Friday, March 1, 2013

Far-flung and near: the Arctic and climate change

In the last issue of the New York Review of Books, Ian Frazier reviews Subhankar Banerjee’s anthology Arctic Voices: Resistance at the Tipping Point. Banerjee is a photographer and activist who has been recording the changing Arctic for the past decade or so.  Arctic Voices is an anthology composed of writing and photography documenting climate change and fossil fuel exploitation in the Arctic. 

The Arctic is a particular place of interest, because like the rural, it tends to exist outside of our everyday mainframe.  It seems that the Arctic is not only spatially isolated, but temporality is experienced differently as well, the lived experience there is appropriate for the longue duree.  NYRB contributor Ian Frazier quotes environmentalist and activist Bill McKibben describing the Arctic environment as nestled “deep in geological time.”

The Arctic is a site for exploitation of fossil fuels and rare minerals, and so, despite its far-flung positionality, the harms experienced by Arctic peoples directly implicates the larger political economy surrounding extractive industries and energy production.  The particular industry of resource extraction concerns all of us, the cost and question of energy pervades so much of our everyday life, and must be contended with, brought into our everyday consciousness. 

I have been thinking a lot about the Arctic. Not only do residents of the Arctic directly experience the negative externalities that coincide with fossil fuel and mineral extraction, the Arctic is now warming at twice the rate as the rest of the world. The paradox of the Arctic is this: due to their traditional lifeways, native Arctic communities  do not consume energy as ravenously as compared to the average city dweller, let's say, and so by extension, their carbon footprint is much lighter than modern societies.  And yet, and yet, they are experiencing warming at twice the rate as the rest of the world. 

In the age of climate change where it is difficult to experience the “impact” of climate change as specific discrete events, despite Hurricane Sandy, despite record droughts, despite 2012 being the hottest year in US history, despite warnings from some of the leading scientists of our time that going forward with the regulatory status quo will quite literally lead to apocalyptic disaster, we must cast our attention to the most far-flung, least considered spaces.  Because there, in the Arctic, for example, we witness the most rapid effects of climate change occurring in real time, with real consequences, and real harms, to the most vulnerable populations. 

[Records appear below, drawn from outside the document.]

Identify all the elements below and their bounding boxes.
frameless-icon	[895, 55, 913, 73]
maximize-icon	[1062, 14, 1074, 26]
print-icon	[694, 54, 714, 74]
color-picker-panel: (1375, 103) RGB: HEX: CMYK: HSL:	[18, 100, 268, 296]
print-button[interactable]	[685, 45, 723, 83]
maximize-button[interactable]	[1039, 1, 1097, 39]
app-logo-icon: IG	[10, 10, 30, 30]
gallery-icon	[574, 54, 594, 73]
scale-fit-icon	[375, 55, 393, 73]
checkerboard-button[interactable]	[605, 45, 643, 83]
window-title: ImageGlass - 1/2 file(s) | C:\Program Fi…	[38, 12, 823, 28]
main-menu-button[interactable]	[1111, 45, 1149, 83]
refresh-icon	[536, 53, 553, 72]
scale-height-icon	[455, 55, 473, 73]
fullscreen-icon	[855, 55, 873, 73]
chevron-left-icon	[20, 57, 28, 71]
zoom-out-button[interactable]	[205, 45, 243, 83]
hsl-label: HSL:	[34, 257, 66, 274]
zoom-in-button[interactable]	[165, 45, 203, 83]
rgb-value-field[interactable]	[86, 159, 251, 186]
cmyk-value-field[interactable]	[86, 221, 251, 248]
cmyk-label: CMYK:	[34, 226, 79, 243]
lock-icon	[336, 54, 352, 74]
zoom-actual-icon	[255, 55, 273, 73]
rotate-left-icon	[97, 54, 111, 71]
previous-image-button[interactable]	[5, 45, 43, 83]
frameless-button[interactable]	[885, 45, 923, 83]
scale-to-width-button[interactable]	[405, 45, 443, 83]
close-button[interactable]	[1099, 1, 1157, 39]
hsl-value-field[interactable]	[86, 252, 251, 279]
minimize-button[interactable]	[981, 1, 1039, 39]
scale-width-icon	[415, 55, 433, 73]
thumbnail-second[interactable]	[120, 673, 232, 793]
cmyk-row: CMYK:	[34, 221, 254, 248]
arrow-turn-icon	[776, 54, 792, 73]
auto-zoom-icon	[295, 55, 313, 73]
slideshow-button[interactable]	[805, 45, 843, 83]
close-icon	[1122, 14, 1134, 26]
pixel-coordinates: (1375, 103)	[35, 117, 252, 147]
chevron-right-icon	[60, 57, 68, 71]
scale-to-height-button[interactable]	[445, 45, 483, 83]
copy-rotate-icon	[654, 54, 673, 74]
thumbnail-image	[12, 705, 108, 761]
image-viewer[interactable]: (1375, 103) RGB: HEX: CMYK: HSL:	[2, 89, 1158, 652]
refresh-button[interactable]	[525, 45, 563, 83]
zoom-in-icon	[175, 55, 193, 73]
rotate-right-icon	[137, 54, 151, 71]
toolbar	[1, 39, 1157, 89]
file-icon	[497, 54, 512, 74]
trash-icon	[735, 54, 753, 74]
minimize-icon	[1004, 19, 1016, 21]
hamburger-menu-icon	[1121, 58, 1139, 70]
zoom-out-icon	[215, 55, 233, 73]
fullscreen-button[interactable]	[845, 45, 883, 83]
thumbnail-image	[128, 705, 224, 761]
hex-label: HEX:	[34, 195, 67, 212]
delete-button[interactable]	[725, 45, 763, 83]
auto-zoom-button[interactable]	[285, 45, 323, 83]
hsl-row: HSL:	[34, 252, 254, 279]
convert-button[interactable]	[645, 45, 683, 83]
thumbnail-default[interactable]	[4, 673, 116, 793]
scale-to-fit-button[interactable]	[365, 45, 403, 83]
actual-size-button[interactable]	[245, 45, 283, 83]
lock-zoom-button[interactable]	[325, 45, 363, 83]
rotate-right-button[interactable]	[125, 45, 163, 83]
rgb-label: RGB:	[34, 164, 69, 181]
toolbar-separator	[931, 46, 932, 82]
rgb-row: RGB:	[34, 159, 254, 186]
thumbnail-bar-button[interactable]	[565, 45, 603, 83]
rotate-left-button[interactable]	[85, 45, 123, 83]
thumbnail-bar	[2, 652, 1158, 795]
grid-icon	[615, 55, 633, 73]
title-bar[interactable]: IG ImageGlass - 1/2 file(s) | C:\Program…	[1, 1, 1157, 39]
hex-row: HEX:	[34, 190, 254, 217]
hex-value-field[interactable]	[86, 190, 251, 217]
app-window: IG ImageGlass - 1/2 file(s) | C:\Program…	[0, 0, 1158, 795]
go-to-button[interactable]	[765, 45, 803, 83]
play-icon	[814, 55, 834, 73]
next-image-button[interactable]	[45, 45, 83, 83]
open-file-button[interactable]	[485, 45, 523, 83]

Kivalina v. ExxonMobil, a case recently decided before the Ninth Circuit, articulates the harm experienced by a traditional Inupiat village located on the tip of a barrier reef on the Chukchi Sea in Alaska.  Due to increasing coastal erosion and melting sea ice, the Native Village of Kivalina will have to be relocated from their ancestral home at the cost of anywhere between $95 million to $400 million. The language of law is instructive.  The Government Accountability Office calls it relocation.  The Ninth Circuit ruled that Kivalina’s claim is precluded by federal regulatory displacement of common law claims.  I like this word displacement, some ironic catachresis. It highlights the disjuncture, this gap between legal language and the descriptive language of what is actually occurring in Kivalina: because common law claims are being displaced by federal regulations, the residents of Kivalina’s actual physical displacement from their land cannot be redressed by the court. 

Consider some other descriptive possibilities: rootshock and genocide.  I have been thinking a lot about the Arctic.  Give a thing a name and find the law to let the narrative develop or give a thing a name and find the law to squash it.  Welcome to the Anthropocene age, welcome to climate change and the law.